Bundespatentgericht:
Beschluss vom 19. Juli 2007
Aktenzeichen: 21 W (pat) 72/04

(BPatG: Beschluss v. 19.07.2007, Az.: 21 W (pat) 72/04)




Zusammenfassung der Gerichtsentscheidung

Das Bundespatentgericht hat in einem Beschluss vom 19. Juli 2007 entschieden, dass der Beschluss der Prüfungsstelle des Deutschen Patent- und Markenamts vom 5. September 2004 aufgehoben wird.

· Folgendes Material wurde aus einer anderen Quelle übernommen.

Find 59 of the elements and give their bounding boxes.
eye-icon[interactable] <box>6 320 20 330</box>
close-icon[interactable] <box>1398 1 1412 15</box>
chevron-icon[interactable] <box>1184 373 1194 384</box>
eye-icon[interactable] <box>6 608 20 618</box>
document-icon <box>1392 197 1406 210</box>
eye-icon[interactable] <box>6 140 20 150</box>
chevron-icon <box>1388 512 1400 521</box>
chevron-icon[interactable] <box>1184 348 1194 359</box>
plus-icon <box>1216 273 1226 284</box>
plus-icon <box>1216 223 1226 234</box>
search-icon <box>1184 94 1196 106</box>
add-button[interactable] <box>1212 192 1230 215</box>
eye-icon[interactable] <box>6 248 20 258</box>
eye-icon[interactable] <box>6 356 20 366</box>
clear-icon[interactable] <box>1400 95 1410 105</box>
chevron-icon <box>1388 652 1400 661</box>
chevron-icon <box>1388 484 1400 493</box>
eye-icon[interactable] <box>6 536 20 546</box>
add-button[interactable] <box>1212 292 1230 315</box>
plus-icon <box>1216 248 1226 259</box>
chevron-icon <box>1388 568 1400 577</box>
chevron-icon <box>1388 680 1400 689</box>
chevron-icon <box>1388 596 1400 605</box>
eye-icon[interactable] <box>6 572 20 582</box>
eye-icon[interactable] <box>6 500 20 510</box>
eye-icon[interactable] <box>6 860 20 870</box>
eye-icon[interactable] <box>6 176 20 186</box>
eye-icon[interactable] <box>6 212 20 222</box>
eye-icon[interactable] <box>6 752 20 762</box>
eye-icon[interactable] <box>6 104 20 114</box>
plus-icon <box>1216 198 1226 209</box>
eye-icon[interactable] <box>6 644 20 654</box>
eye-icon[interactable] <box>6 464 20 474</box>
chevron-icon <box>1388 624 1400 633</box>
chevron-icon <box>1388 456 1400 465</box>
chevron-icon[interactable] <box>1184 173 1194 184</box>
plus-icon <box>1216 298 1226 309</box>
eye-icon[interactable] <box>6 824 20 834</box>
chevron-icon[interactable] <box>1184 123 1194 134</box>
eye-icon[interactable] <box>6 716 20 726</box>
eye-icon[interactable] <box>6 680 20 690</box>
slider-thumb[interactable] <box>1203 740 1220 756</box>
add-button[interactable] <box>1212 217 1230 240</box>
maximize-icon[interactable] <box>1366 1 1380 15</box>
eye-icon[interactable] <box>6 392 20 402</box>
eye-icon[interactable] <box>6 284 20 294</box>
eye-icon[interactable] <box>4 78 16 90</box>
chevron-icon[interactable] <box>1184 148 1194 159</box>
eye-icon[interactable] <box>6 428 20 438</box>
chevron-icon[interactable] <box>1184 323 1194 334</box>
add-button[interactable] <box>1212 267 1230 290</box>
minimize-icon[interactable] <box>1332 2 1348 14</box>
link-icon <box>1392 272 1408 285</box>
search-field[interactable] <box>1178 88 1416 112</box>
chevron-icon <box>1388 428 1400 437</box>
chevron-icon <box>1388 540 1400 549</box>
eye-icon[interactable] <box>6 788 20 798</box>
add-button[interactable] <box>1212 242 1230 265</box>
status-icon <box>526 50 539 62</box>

Dabei geht es um eine Patentanmeldung, die ein Verfahren zum Darstellen von Bildern auf einem Anzeigenmonitor betrifft. Die Anmeldung wurde 1998 eingereicht und die Prüfungsstelle hatte sie zuvor zurückgewiesen. Die Anmelderin hat daraufhin Beschwerde eingelegt.

Das Gericht urteilt, dass die Patentansprüche zulässig sind und den ursprünglich eingereichten Patentansprüchen entsprechen. Die Erfindung zielt darauf ab, Bilder auf einfache und übersichtliche Weise darzustellen, um eine Analyse zu ermöglichen. Das Gericht kommt zu dem Schluss, dass die Erfindung neu und auf einer erfinderischen Tätigkeit beruht. Die bisher in Betracht gezogenen Druckschriften geben keinerlei Hinweise auf eine ähnliche Ausgestaltung des Verfahrens. Daher wird die Zurückweisung der Anmeldung nicht gerechtfertigt.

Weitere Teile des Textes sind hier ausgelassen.